By Jonathan Murphy
Brittany Mills Sullivan (’10) was three years old when she was first diagnosed with alveolar soft part sarcoma (ASPS) — a very rare form of cancer. It recurred several times, but because of its placement, which was usually in the lungs, she was always able to have the tumor surgically removed. That was until the most recent recurrence in 2012.
“It was inoperable and terrifying,” Sullivan said.
Sullivan was pregnant when a tumor was found in her heart. Deemed a slow-growing tumor, doctors kept a close eye on it. When it showed growth in her third trimester, Sullivan delivered a healthy baby girl, Carley Jean, six weeks early. Scans showed that the tumor had not spread, meaning no treatment or surgery was necessary at that point.
In 2015, she started a treatment called Sutent in hopes of ridding the cancer completely.
“I took it for eight months, and while I was on that treatment, my cancer spread everywhere,” Sullivan said. “It was technically stage one when I started the medicine and then it became stage four.”
When they discovered that the cancer had spread, Sullivan’s doctor suggested she go to the University of Miami where a clinical trial was about to open that is specifically designed for ASPS. She flew to Miami within the week, and could tell from the outset that the treatment was promising.
“Because of my biology and PA training, I was tracking everything being talked about,” Sullivan said. “I feel like I was able to discern for myself that the science is really solid.”
The physician behind the research was Breelyn Wilky, M.D. She received the Young Investigator Award from the Conquer Cancer Foundation that allowed her to continue her research on rare sarcomas. It eventually resulted in this new clinical trial. Sullivan was the first patient to enroll.
On the initial scans, her cancer had spread to her brain, lungs, liver, spleen, spinal cord, bone and skeletal muscles.
She flew from her home in Nashville, Tennessee, to Miami for treatment every week for three months. After that it was once every three weeks and then once every three months.

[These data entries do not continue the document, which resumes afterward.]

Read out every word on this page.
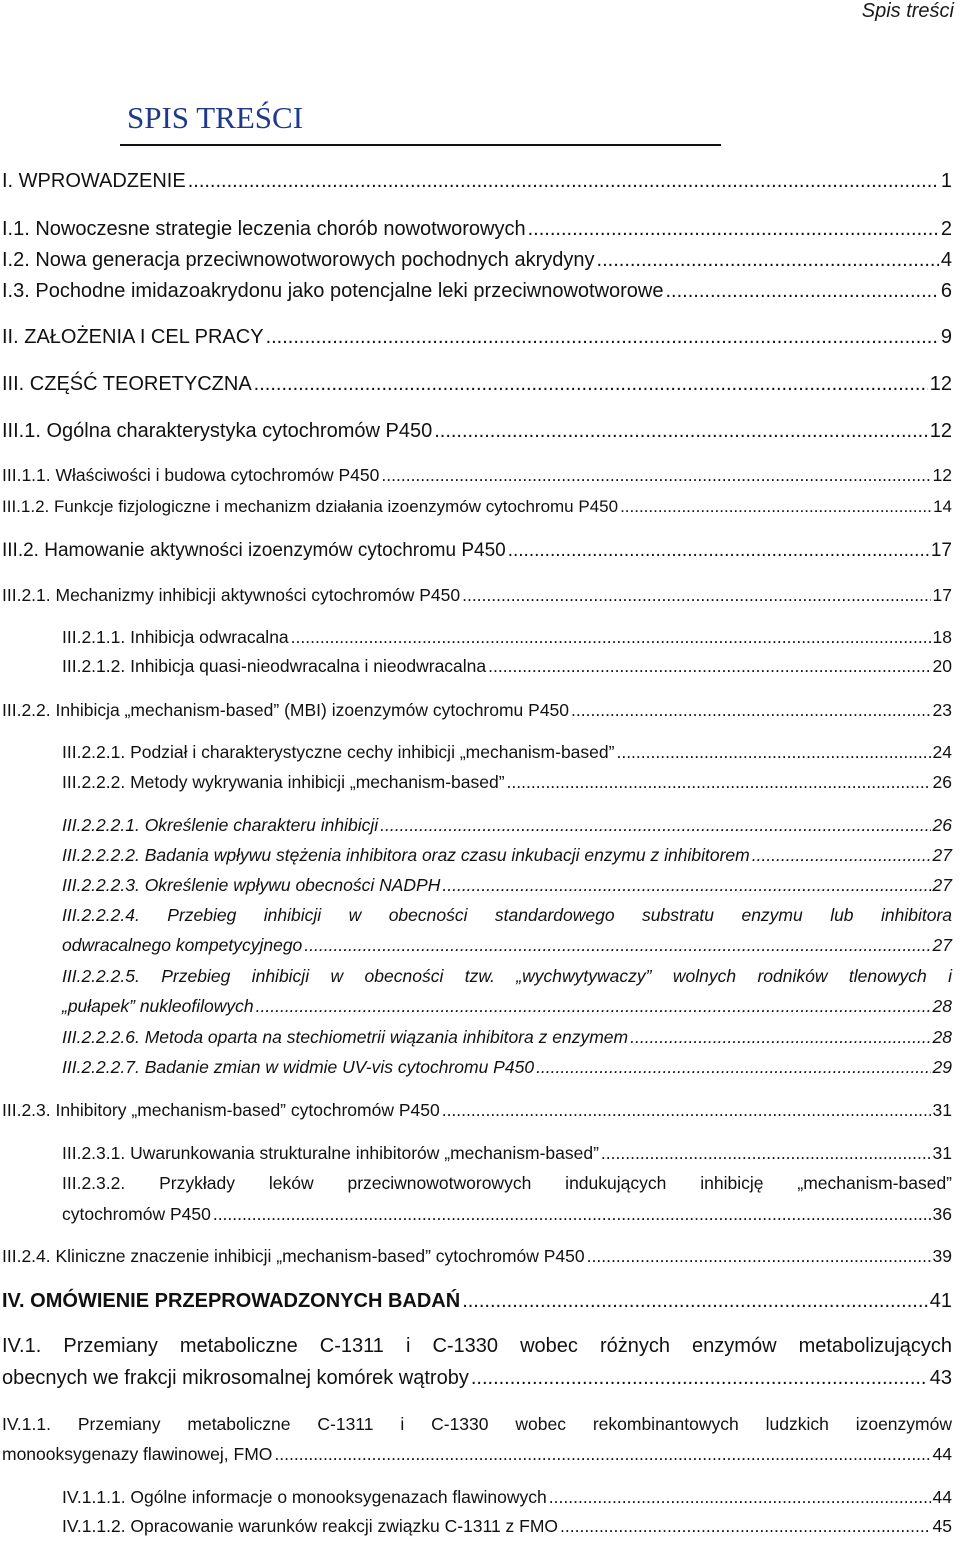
Spis treści
SPIS TREŚCI
I. WPROWADZENIE .....	1
I.1. Nowoczesne strategie leczenia chorób nowotworowych .....	2
I.2. Nowa generacja przeciwnowotworowych pochodnych akrydyny .....	4
I.3. Pochodne imidazoakrydonu jako potencjalne leki przeciwnowotworowe .....	6
II. ZAŁOŻENIA I CEL PRACY .....	9
III. CZĘŚĆ TEORETYCZNA .....	12
III.1. Ogólna charakterystyka cytochromów P450 .....	12
III.1.1. Właściwości i budowa cytochromów P450 .....	12
III.1.2. Funkcje fizjologiczne i mechanizm działania izoenzymów cytochromu P450 .....	14
III.2. Hamowanie aktywności izoenzymów cytochromu P450 .....	17
III.2.1. Mechanizmy inhibicji aktywności cytochromów P450 .....	17
III.2.1.1. Inhibicja odwracalna .....	18
III.2.1.2. Inhibicja quasi-nieodwracalna i nieodwracalna .....	20
III.2.2. Inhibicja „mechanism-based” (MBI) izoenzymów cytochromu P450 .....	23
III.2.2.1. Podział i charakterystyczne cechy inhibicji „mechanism-based” .....	24
III.2.2.2. Metody wykrywania inhibicji „mechanism-based” .....	26
III.2.2.2.1. Określenie charakteru inhibicji .....	26
III.2.2.2.2. Badania wpływu stężenia inhibitora oraz czasu inkubacji enzymu z inhibitorem .....	27
III.2.2.2.3. Określenie wpływu obecności NADPH .....	27
III.2.2.2.4. Przebieg inhibicji w obecności standardowego substratu enzymu lub inhibitora
odwracalnego kompetycyjnego .....	27
III.2.2.2.5. Przebieg inhibicji w obecności tzw. „wychwytywaczy” wolnych rodników tlenowych i
„pułapek” nukleofilowych .....	28
III.2.2.2.6. Metoda oparta na stechiometrii wiązania inhibitora z enzymem .....	28
III.2.2.2.7. Badanie zmian w widmie UV-vis cytochromu P450 .....	29
III.2.3. Inhibitory „mechanism-based” cytochromów P450 .....	31
III.2.3.1. Uwarunkowania strukturalne inhibitorów „mechanism-based” .....	31
III.2.3.2. Przykłady leków przeciwnowotworowych indukujących inhibicję „mechanism-based”
cytochromów P450 .....	36
III.2.4. Kliniczne znaczenie inhibicji „mechanism-based” cytochromów P450 .....	39
IV. OMÓWIENIE PRZEPROWADZONYCH BADAŃ .....	41
IV.1. Przemiany metaboliczne C-1311 i C-1330 wobec różnych enzymów metabolizujących
obecnych we frakcji mikrosomalnej komórek wątroby .....	43
IV.1.1. Przemiany metaboliczne C-1311 i C-1330 wobec rekombinantowych ludzkich izoenzymów
monooksygenazy flawinowej, FMO .....	44
IV.1.1.1. Ogólne informacje o monooksygenazach flawinowych .....	44
IV.1.1.2. Opracowanie warunków reakcji związku C-1311 z FMO .....	45
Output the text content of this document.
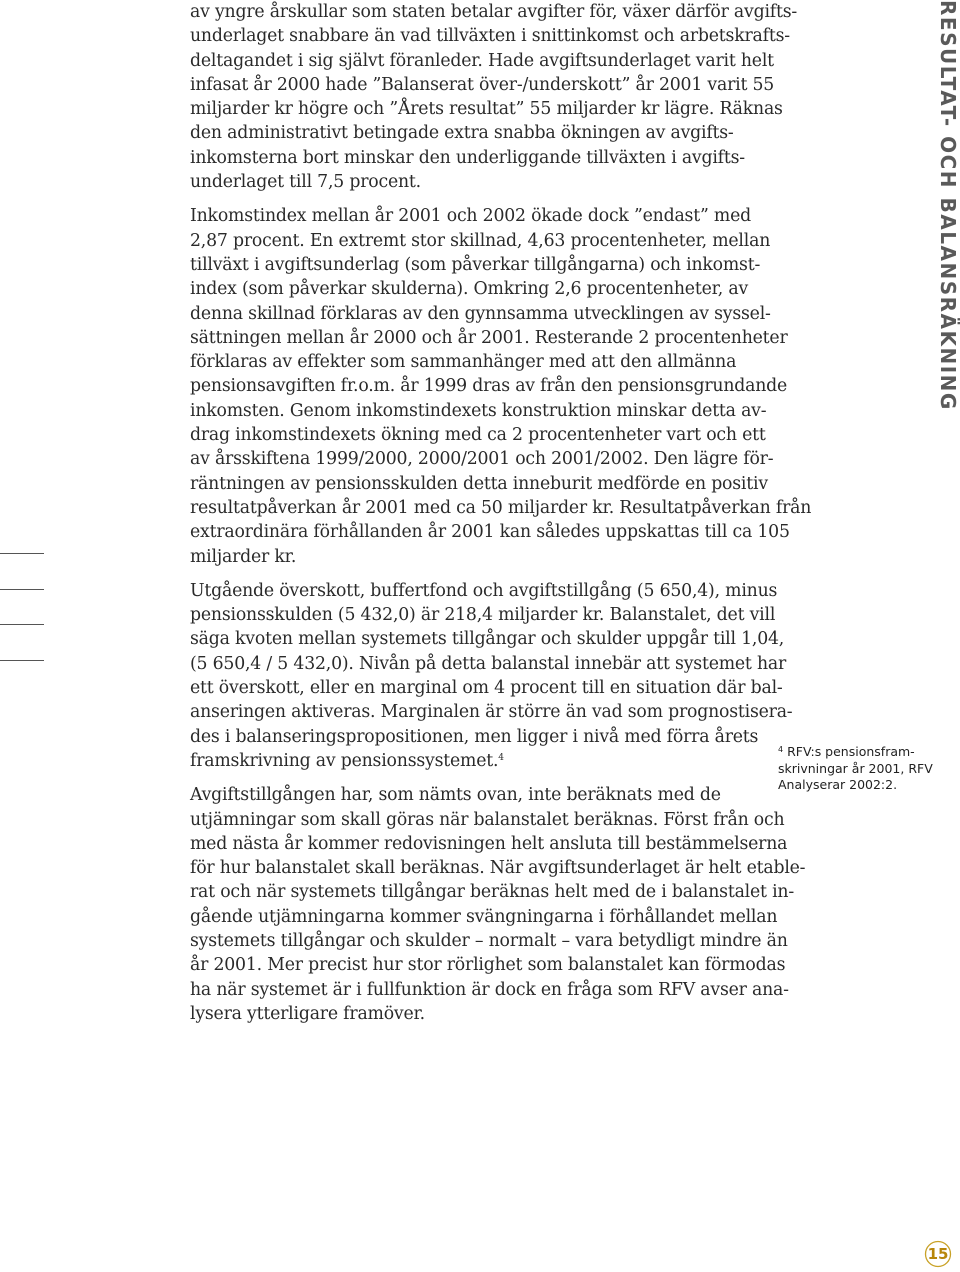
av yngre årskullar som staten betalar avgifter för, växer därför avgifts-
underlaget snabbare än vad tillväxten i snittinkomst och arbetskrafts-
deltagandet i sig självt föranleder. Hade avgiftsunderlaget varit helt
infasat år 2000 hade ”Balanserat över-/underskott” år 2001 varit 55
miljarder kr högre och ”Årets resultat” 55 miljarder kr lägre. Räknas
den administrativt betingade extra snabba ökningen av avgifts-
inkomsterna bort minskar den underliggande tillväxten i avgifts-
underlaget till 7,5 procent.
Inkomstindex mellan år 2001 och 2002 ökade dock ”endast” med
2,87 procent. En extremt stor skillnad, 4,63 procentenheter, mellan
tillväxt i avgiftsunderlag (som påverkar tillgångarna) och inkomst-
index (som påverkar skulderna). Omkring 2,6 procentenheter, av
denna skillnad förklaras av den gynnsamma utvecklingen av syssel-
sättningen mellan år 2000 och år 2001. Resterande 2 procentenheter
förklaras av effekter som sammanhänger med att den allmänna
pensionsavgiften fr.o.m. år 1999 dras av från den pensionsgrundande
inkomsten. Genom inkomstindexets konstruktion minskar detta av-
drag inkomstindexets ökning med ca 2 procentenheter vart och ett
av årsskiftena 1999/2000, 2000/2001 och 2001/2002. Den lägre för-
räntningen av pensionsskulden detta inneburit medförde en positiv
resultatpåverkan år 2001 med ca 50 miljarder kr. Resultatpåverkan från
extraordinära förhållanden år 2001 kan således uppskattas till ca 105
miljarder kr.
Utgående överskott, buffertfond och avgiftstillgång (5 650,4), minus
pensionsskulden (5 432,0) är 218,4 miljarder kr. Balanstalet, det vill
säga kvoten mellan systemets tillgångar och skulder uppgår till 1,04,
(5 650,4 / 5 432,0). Nivån på detta balanstal innebär att systemet har
ett överskott, eller en marginal om 4 procent till en situation där bal-
anseringen aktiveras. Marginalen är större än vad som prognostisera-
des i balanseringspropositionen, men ligger i nivå med förra årets
framskrivning av pensionssystemet.$^4$
Avgiftstillgången har, som nämts ovan, inte beräknats med de
utjämningar som skall göras när balanstalet beräknas. Först från och
med nästa år kommer redovisningen helt ansluta till bestämmelserna
för hur balanstalet skall beräknas. När avgiftsunderlaget är helt etable-
rat och när systemets tillgångar beräknas helt med de i balanstalet in-
gående utjämningarna kommer svängningarna i förhållandet mellan
systemets tillgångar och skulder – normalt – vara betydligt mindre än
år 2001. Mer precist hur stor rörlighet som balanstalet kan förmodas
ha när systemet är i fullfunktion är dock en fråga som RFV avser ana-
lysera ytterligare framöver.
RESULTAT- OCH BALANSRÄKNING
$^4$ RFV:s pensionsfram-
skrivningar år 2001, RFV
Analyserar 2002:2.
15
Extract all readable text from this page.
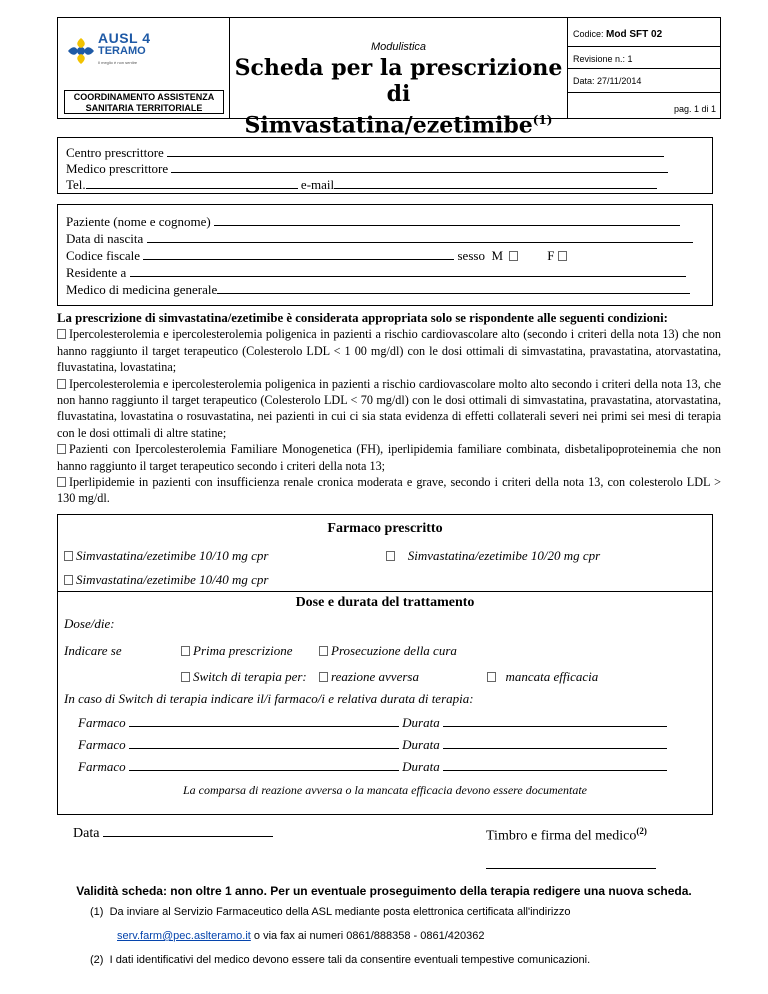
AUSL 4
TERAMO
Il meglio è non sentire
COORDINAMENTO ASSISTENZA SANITARIA TERRITORIALE
Modulistica
Scheda per la prescrizione di Simvastatina/ezetimibe$^{(1)}$
Codice: Mod SFT 02
Revisione n.: 1
Data: 27/11/2014
pag. 1 di 1
Centro prescrittore
Medico prescrittore
Tel.	e-mail
Paziente (nome e cognome)
Data di nascita
Codice fiscale	sesso M	F
Residente a
Medico di medicina generale

La prescrizione di simvastatina/ezetimibe è considerata appropriata solo se rispondente alle seguenti condizioni:

Ipercolesterolemia e ipercolesterolemia poligenica in pazienti a rischio cardiovascolare alto (secondo i criteri della nota 13) che non hanno raggiunto il target terapeutico (Colesterolo LDL < 1 00 mg/dl) con le dosi ottimali di simvastatina, pravastatina, atorvastatina, fluvastatina, lovastatina;

Ipercolesterolemia e ipercolesterolemia poligenica in pazienti a rischio cardiovascolare molto alto secondo i criteri della nota 13, che non hanno raggiunto il target terapeutico (Colesterolo LDL < 70 mg/dl) con le dosi ottimali di simvastatina, pravastatina, atorvastatina, fluvastatina, lovastatina o rosuvastatina, nei pazienti in cui ci sia stata evidenza di effetti collaterali severi nei primi sei mesi di terapia con le dosi ottimali di altre statine;

Pazienti con Ipercolesterolemia Familiare Monogenetica (FH), iperlipidemia familiare combinata, disbetalipoproteinemia che non hanno raggiunto il target terapeutico secondo i criteri della nota 13;

Iperlipidemie in pazienti con insufficienza renale cronica moderata e grave, secondo i criteri della nota 13, con colesterolo LDL > 130 mg/dl.

Farmaco prescritto
Simvastatina/ezetimibe 10/10 mg cpr	Simvastatina/ezetimibe 10/20 mg cpr
Simvastatina/ezetimibe 10/40 mg cpr
Dose e durata del trattamento
Dose/die:
Indicare se	Prima prescrizione	Prosecuzione della cura
Switch di terapia per:	reazione avversa	mancata efficacia
In caso di Switch di terapia indicare il/i farmaco/i e relativa durata di terapia:
Farmaco	Durata
Farmaco	Durata
Farmaco	Durata
La comparsa di reazione avversa o la mancata efficacia devono essere documentate
Data	Timbro e firma del medico$^{(2)}$
Validità scheda: non oltre 1 anno. Per un eventuale proseguimento della terapia redigere una nuova scheda.
(1) Da inviare al Servizio Farmaceutico della ASL mediante posta elettronica certificata all'indirizzo
serv.farm@pec.aslteramo.it o via fax ai numeri 0861/888358 - 0861/420362
(2) I dati identificativi del medico devono essere tali da consentire eventuali tempestive comunicazioni.
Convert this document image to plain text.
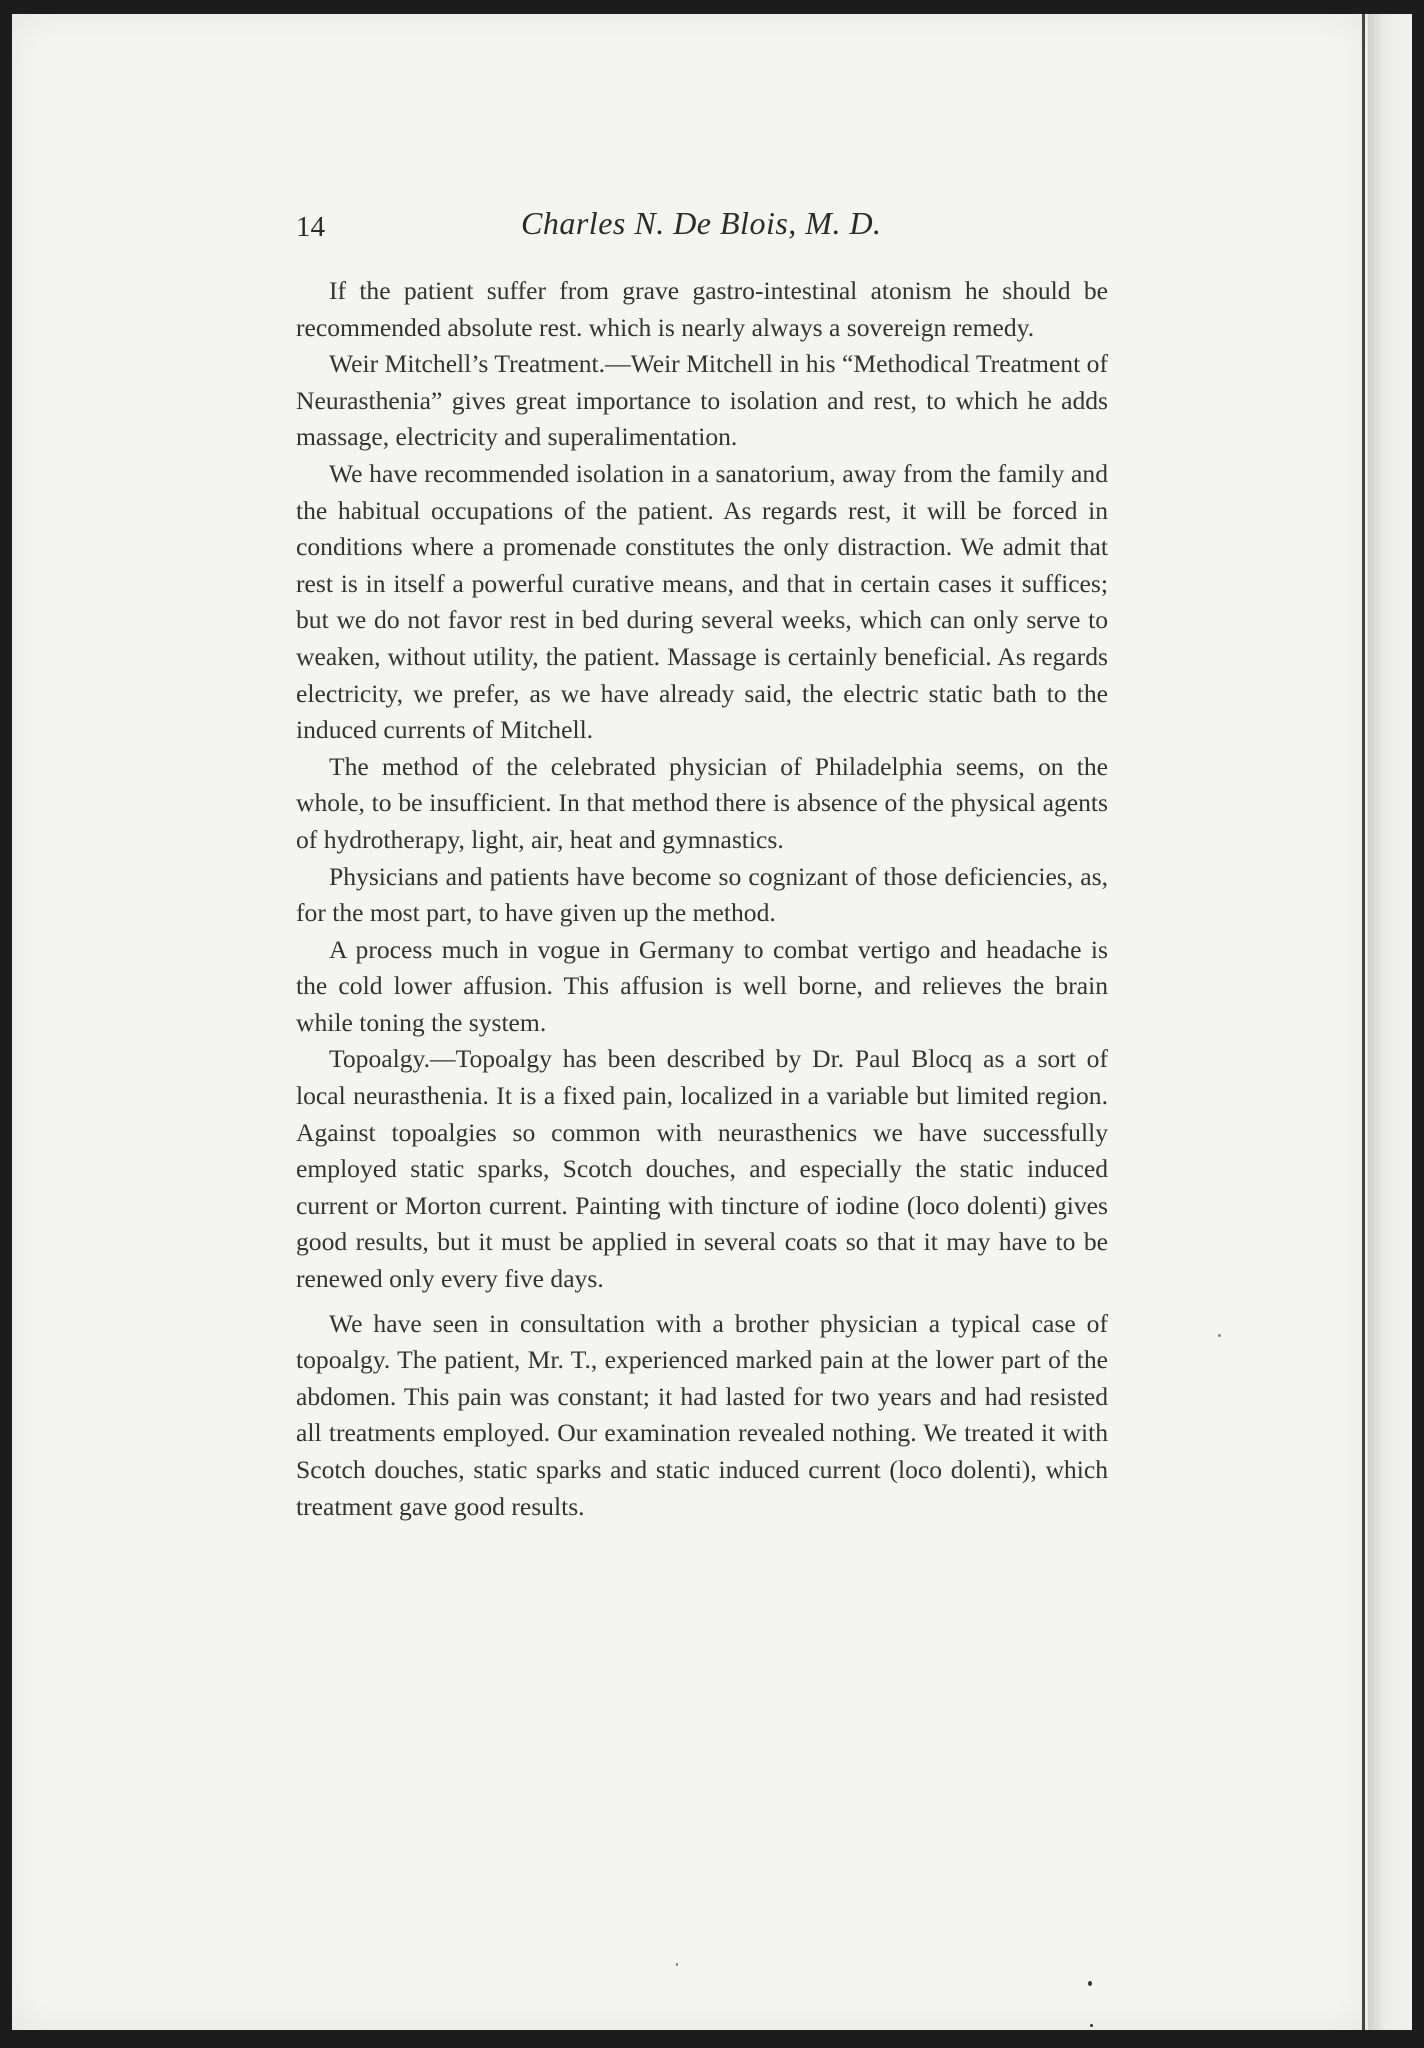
14	Charles N. De Blois, M. D.

If the patient suffer from grave gastro-intestinal atonism he should be recommended absolute rest. which is nearly always a sovereign remedy.

Weir Mitchell’s Treatment.—Weir Mitchell in his “Methodical Treatment of Neurasthenia” gives great importance to isolation and rest, to which he adds massage, electricity and superalimentation.

We have recommended isolation in a sanatorium, away from the family and the habitual occupations of the patient. As regards rest, it will be forced in conditions where a promenade constitutes the only distraction. We admit that rest is in itself a powerful curative means, and that in certain cases it suffices; but we do not favor rest in bed during several weeks, which can only serve to weaken, without utility, the patient. Massage is certainly beneficial. As regards electricity, we prefer, as we have already said, the electric static bath to the induced currents of Mitchell.

The method of the celebrated physician of Philadelphia seems, on the whole, to be insufficient. In that method there is absence of the physical agents of hydrotherapy, light, air, heat and gymnastics.

Physicians and patients have become so cognizant of those deficiencies, as, for the most part, to have given up the method.

A process much in vogue in Germany to combat vertigo and headache is the cold lower affusion. This affusion is well borne, and relieves the brain while toning the system.

Topoalgy.—Topoalgy has been described by Dr. Paul Blocq as a sort of local neurasthenia. It is a fixed pain, localized in a variable but limited region. Against topoalgies so common with neurasthenics we have successfully employed static sparks, Scotch douches, and especially the static induced current or Morton current. Painting with tincture of iodine (loco dolenti) gives good results, but it must be applied in several coats so that it may have to be renewed only every five days.

We have seen in consultation with a brother physician a typical case of topoalgy. The patient, Mr. T., experienced marked pain at the lower part of the abdomen. This pain was constant; it had lasted for two years and had resisted all treatments employed. Our examination revealed nothing. We treated it with Scotch douches, static sparks and static induced current (loco dolenti), which treatment gave good results.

“On my three-month scan, it had only gotten a tiny bit smaller,” Sullivan said. “Then, on my six-month scan, about 95 percent of it had disappeared, it melted away. That’s just after six months of treatment.”
Such timing is not lost on Sullivan.
“[Dr. Wilky] was awarded that grant in 2012, which is the year that we found the cancer in my heart while I was pregnant,” Sullivan said. “Our stories line up beautifully.”
“When I had my first occurrence I was turning three and there was nothing,” she continued. “My cancer never spread until there was a treatment available to take care of it. My parents, and so many others, had been praying the whole time, ‘Lord, please just someday let there be a treatment.’ Then there was, at the exact moment I needed it. God did the healing through his timing and his methods and his ways.”
For Sullivan, her own story seemed surreal at times. It was like she was on the outside looking in, letting God work and not getting in the way.
“When you’re pregnant and you find out you have cancer, the only thing to do at that point is totally surrender to God,” she said. “I would wake up in the morning and say, ‘I will show up today, God, and I’m going to need you to do everything else.’ And he did.”
It was during her pregnancy that Sullivan began sharing her story with anyone that would listen. She started a blog called The Sullivan Story that reaches thousands of readers.
“I just felt like this is too big not to share,” she said. “God is doing something, and I don’t know what it is, but people need to know about it. I am healed from my cancer, and that is what I feel compelled to do; tell my story and tell God’s greater story.”